Wittig reaction: alkene formation

Wittig Reaction Definition:


The Wittig reaction is a useful way of forming alkenes from phosphorus ylides (Wittig reagents) and aldehydes or ketones.



Wittig Reaction Explanation:


The chemical reaction of an aldehyde or ketone with a triphenyl phosphonium ylide yielding alkene, and triphenylphosphine oxide.

A phosphorus ylide or Wittig reagent is a suitable nucleophile because new carbon-carbon bond can be made in this way.
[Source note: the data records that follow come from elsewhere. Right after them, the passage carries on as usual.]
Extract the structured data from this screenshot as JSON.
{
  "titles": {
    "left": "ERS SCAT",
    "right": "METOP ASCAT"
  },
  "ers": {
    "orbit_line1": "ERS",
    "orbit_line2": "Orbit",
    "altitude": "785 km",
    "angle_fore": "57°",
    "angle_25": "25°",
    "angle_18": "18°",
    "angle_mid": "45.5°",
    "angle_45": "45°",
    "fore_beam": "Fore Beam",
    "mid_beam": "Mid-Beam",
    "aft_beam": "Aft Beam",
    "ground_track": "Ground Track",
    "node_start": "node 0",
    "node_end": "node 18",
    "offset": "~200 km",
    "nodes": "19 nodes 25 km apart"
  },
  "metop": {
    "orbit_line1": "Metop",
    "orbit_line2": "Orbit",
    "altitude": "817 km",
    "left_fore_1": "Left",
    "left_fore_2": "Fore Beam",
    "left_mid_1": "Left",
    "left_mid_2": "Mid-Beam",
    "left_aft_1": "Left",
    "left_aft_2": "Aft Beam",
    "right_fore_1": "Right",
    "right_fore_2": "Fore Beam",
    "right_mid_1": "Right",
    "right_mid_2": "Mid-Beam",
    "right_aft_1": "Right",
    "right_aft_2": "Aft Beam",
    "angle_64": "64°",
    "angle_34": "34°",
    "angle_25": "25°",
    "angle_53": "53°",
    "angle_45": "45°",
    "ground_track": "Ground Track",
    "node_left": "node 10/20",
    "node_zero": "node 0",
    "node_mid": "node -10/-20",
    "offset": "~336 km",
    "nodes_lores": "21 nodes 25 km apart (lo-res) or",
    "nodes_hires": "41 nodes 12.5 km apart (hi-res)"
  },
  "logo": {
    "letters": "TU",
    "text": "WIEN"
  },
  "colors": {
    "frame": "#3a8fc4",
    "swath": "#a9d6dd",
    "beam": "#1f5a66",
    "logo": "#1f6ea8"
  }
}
Phosphorus ylides are prepared from an alkyl halide and triphenylphosphine such that triphenylphosphine performs a nucleophilic attack on the alkyl halide via the SN2 reaction followed by deprotonation with a strong base.



The mechanism of this reaction consists of two steps. In the first step, the negatively polarized carbon in the ylide functions as a nucleophile and attacks the electrophilic carbon of carbonyl group. The oxygen from carbonyl group immediately attacks phosphorus from Wittig reagent which is positively charged. This simultaneously double addition is called [2+2] cycloaddition, and the product called an oxaphosphetane or oxaphosphacyclobutane. This intermediate then in the second step undergoes fragmentation to give the alkene product.